Hindustan Times ST (Mumbai)

‘WHY SHOULD WE INTERFERE IN SCHEME TO BENEFIT PUBLIC?’

- HT Correspond­ent

MUMBAI: The Bombay high court (HC) on Monday sought to know from a petitioner who has filed a public interest litigation (PIL) against a government circular permitting only ‘fully vaccinated’ persons to travel on local trains and visit malls and workplaces whether the HC could interfere in a public scheme in which more than 75% of the population has participat­ed. The HC held that as vaccinatio­n is a sort of weapon to fight Covid which minimises the chances of getting hospitalis­ed, how can it be expected to interfere. The court asked the petitioner to respond within a week’s time.
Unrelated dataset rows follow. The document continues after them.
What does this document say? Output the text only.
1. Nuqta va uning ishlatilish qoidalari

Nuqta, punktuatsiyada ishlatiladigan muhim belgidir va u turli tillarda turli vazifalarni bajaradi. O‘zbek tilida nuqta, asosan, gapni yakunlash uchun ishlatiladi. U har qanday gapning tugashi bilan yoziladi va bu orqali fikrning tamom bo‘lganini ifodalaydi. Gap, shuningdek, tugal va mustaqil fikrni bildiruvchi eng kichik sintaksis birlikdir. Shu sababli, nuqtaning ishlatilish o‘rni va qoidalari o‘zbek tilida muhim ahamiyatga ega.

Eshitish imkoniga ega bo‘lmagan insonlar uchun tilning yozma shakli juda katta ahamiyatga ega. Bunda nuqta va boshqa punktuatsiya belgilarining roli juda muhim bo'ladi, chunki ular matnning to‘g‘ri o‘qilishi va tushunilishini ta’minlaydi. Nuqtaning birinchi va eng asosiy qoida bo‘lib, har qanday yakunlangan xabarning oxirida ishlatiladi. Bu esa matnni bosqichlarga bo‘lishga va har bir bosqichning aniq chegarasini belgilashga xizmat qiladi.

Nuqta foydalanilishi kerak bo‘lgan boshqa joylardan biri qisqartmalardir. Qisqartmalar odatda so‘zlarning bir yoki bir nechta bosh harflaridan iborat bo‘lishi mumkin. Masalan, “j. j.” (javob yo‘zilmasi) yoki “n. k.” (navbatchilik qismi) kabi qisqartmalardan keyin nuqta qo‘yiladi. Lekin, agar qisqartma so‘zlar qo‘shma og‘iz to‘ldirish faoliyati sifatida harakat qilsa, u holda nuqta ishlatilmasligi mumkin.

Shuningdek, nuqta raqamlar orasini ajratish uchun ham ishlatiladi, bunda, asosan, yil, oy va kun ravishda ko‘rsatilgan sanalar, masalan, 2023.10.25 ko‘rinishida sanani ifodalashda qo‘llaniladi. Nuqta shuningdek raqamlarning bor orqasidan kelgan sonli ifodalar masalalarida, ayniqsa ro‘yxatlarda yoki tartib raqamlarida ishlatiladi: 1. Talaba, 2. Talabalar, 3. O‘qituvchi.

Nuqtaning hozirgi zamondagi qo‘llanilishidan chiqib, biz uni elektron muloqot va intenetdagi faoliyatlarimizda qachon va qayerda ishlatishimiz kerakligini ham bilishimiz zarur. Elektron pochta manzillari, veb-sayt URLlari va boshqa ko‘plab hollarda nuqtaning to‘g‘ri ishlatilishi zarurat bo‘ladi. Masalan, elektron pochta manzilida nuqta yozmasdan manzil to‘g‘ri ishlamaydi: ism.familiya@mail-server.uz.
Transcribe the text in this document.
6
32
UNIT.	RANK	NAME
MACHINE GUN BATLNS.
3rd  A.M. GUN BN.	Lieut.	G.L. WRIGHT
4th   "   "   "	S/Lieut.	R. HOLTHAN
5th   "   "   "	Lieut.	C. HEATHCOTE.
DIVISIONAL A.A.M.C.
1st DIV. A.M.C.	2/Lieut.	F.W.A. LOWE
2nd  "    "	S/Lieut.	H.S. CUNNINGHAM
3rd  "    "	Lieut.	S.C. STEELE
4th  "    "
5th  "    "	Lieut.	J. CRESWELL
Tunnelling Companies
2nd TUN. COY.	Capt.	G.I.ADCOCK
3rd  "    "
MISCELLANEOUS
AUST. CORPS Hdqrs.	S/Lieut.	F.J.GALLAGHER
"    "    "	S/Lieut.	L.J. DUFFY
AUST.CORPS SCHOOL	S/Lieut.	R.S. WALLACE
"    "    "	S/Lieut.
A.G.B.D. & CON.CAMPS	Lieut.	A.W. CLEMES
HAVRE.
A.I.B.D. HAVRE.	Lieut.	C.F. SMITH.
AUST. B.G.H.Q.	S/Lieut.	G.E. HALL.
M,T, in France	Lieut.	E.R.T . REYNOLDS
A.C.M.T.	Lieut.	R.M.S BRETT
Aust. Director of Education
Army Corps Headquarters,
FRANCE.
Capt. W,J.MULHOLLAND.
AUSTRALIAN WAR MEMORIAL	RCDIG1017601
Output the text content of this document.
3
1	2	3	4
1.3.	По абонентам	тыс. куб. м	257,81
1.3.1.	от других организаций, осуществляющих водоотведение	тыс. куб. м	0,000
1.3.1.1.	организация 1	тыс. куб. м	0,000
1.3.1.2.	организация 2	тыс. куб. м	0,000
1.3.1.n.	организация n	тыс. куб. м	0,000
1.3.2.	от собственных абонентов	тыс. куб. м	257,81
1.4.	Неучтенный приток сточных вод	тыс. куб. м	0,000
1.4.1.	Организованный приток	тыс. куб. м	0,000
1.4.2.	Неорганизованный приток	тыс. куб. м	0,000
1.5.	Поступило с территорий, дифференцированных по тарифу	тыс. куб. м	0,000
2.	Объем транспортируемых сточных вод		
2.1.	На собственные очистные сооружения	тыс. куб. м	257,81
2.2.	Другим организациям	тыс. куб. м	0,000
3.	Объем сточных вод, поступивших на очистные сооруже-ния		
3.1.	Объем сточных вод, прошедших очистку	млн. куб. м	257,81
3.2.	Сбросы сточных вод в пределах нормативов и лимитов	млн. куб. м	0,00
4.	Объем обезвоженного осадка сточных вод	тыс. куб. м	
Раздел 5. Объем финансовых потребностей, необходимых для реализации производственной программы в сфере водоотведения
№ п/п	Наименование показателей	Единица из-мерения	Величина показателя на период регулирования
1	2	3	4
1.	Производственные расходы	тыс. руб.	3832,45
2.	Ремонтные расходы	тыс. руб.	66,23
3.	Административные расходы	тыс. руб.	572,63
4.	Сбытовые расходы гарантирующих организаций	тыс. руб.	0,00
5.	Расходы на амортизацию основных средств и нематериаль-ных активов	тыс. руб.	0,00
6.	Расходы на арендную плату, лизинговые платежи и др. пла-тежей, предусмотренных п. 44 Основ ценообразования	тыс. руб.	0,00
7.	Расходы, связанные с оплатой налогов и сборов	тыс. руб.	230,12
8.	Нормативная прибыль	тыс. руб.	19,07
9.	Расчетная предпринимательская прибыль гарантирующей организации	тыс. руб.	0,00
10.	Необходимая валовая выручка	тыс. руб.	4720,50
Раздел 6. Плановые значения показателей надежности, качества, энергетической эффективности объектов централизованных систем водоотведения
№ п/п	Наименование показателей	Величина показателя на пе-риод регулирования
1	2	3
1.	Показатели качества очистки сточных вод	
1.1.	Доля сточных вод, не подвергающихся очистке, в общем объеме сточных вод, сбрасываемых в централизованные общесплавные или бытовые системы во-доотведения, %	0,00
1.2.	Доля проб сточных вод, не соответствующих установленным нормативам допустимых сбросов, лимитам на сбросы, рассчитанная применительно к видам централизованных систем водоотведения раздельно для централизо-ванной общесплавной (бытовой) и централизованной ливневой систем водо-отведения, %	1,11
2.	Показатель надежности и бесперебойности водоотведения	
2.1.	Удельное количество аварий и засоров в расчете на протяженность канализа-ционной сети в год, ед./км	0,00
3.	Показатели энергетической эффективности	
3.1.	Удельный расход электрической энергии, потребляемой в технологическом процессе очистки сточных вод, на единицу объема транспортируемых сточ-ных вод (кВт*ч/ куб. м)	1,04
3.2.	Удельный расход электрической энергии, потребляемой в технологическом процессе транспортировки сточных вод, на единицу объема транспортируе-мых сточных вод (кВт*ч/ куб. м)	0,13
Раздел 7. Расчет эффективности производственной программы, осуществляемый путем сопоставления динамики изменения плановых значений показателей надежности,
A division bench of chief justice Dipankar Datta and justice Makarand Karnik, while hearing the PIL filed by activists Feroz Mithiborew­ala and Yohan Tengra, was informed by advocate Nilesh Ojha for Tengra that the circular issued by the state government in August 2021 violated citizens’ fundamenta­l right to equality by discrimina­ting between vaccinated and non-vaccinated persons and therefore the circular should be set aside and directions should be issued to the authoritie­s to permit non-vaccinated persons to travel on local trains and visit malls and workplaces.

Last month, chief secretary of state Debashish Chakrabart­y said that the state had acted on reasonable restrictio­n under parens patriae (power to protect persons who are unable to act on their own).

The bench however said, “The state government says it has the responsibi­lity of looking after the entire population of Maharashtr­a and it has to devise a policy to protect the majority of the population from Covid-19.”